First-ever LEO attends MacDill Airman Leadership School

  • Published
  • By Senior Airman Adam R. Shanks
  • 6th Air Refueling Wing Public Affairs

Looking at Airman Leadership School’s Class 20A at MacDill Air Force Base, Florida, one would see many bright-eyed faces. Uniforms are crisp and serviceable. Personal appearance is sharp and presentable. They’re displaying themselves as the new front-line supervisors they are soon to become, once they’ve broken into the NCO tier.

But one man in attendance stands out from the rest.

He has a uniform complete with a nametape and chevrons on his sleeve, but the left side of his chest reads: Hillsborough County Sheriff’s Office.

Cpl. Tommy Herr, the first-ever law enforcement officer to attend the Chief Master Sgt. Aubert E. Dozier Airman Leadership School at MacDill, joined Class 20A to offer his perspective while also gaining knowledge from professional military education.

“As an HCSO first-line supervisor, it was an absolute honor to have been given the opportunity to attend ALS at MacDill,” said Herr. “Throughout my experience, I was welcomed and encouraged by all levels of Air Force command.”

Master Sgt. Matthew Orlando, the ALS commandant at MacDill AFB, was one of the leaders that encouraged Herr to join.

“It was fantastic to have Cpl. Herr join our class and the program,” remarked Orlando. “He already had around 15 years of experience and he really brought a different perspective that enhanced the course.”

Orlando explained that he’s been working to invite local Tampa agencies to send a person to ALS, and Herr happened to be the first.

“It was an easy sell; what we’re teaching poses a huge value to Airmen, but to a law enforcement supervisor as well,” said Orlando. “I’m trying to create a total force aspect of our class, so having active duty, guard, reserve joint partners such as the U.S. Navy or U.S. Coast Guard and local law enforcement builds upon our community partnership.”

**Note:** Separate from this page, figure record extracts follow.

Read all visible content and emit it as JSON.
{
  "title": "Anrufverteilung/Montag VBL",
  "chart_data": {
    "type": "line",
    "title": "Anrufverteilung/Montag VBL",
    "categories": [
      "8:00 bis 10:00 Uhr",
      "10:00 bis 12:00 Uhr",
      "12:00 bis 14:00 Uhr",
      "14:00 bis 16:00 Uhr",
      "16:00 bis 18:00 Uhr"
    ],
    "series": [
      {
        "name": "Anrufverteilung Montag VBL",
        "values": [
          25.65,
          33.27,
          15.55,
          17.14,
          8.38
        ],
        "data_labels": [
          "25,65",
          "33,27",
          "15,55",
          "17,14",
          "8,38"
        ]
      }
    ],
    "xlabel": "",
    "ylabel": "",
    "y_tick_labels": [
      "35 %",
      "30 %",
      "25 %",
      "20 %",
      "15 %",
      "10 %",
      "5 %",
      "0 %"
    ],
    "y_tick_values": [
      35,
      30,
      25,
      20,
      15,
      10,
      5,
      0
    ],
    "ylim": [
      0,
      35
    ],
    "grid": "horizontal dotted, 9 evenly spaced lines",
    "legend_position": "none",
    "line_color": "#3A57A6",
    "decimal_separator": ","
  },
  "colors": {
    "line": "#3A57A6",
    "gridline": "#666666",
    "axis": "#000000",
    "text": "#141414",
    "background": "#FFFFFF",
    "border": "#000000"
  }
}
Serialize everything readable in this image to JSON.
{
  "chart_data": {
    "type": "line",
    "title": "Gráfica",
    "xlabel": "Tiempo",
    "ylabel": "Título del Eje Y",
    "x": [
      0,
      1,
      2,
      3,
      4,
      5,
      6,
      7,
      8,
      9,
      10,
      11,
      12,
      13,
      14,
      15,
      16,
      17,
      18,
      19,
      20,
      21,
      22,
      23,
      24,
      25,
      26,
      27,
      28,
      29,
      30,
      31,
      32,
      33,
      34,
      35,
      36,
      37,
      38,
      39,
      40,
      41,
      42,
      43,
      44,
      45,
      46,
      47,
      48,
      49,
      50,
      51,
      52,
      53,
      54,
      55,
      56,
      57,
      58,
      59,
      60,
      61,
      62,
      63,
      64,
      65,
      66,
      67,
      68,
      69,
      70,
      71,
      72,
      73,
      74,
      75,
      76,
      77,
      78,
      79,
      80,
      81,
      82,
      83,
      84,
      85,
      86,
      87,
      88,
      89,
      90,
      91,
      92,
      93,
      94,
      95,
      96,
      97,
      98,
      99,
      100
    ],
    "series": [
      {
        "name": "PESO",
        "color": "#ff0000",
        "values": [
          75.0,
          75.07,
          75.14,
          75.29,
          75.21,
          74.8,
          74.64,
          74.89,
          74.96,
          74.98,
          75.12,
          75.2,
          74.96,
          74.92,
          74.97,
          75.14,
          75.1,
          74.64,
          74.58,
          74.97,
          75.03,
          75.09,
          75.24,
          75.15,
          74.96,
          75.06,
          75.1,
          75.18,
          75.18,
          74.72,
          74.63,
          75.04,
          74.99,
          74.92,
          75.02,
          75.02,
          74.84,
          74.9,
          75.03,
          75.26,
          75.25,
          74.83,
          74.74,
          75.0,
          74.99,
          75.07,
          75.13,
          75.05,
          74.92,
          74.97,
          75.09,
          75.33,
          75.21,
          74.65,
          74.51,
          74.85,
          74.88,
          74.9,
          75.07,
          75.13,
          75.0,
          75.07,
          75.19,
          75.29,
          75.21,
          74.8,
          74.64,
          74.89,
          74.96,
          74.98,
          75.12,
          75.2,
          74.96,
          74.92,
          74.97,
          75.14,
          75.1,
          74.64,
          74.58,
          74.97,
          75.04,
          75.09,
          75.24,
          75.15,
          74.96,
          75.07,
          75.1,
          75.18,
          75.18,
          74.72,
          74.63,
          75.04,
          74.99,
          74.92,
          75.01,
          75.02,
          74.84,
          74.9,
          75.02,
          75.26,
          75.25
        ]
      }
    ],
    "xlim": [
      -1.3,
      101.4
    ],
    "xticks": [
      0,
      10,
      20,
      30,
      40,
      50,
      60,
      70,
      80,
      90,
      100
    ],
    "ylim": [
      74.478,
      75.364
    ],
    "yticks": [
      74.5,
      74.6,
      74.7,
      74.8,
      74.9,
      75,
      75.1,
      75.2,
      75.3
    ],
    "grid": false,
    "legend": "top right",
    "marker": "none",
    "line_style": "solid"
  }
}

Although he had zero military experience beforehand, the way ALS is structured allows soon-to-be supervisors to gain the proper knowledge to lead others, no matter what uniform they wear.

“I enjoy attending different leadership classes and learning new perspectives to help continue my leadership development,” said Herr. “ALS was suggested by members of my training division and they indicated that it would be a rewarding, yet challenging experience.”

During class discussions, Air Force culture and core values were talked about extensively. Despite Herr not being an Airman himself, he was still able to take in the ideations of military service.

“I’ve worked to become a Florida Law Enforcement instructor, and overall I was impressed with the course’s structure and implementation,” said Herr. “The course promoted the development and retention of information and tactics that were taught during instructor-led discussions.”

Herr explained that one thing that stood out to him most during his time in ALS, was the professionalism and respect that everyone displayed towards one another.

“During our physical training, everyone worked together and encouraged each other to excel,” said Herr. “ALS did an excellent job of encouraging teamwork and healthy competition within both flights of students.”

ALS physical training has the reputation of being intense, but friendly competition came in forms of “gatorball” and volleyball.

“I enjoyed playing those, especially because we won,” laughed Herr. “But my final highlight of the course was graduation, what an electrifying crowd and experience.”

After 192 hours of training in ALS, Herr graduated with 27 other service members and even earned the school’s only Commandant Award.

“Herr performed with the tenacity and tact of a great supervisor during his time with us,” added Orlando. “No matter what uniform he wears, I’m confident in his ability to lead and mentor his fellow law enforcement officers, and even Airmen.”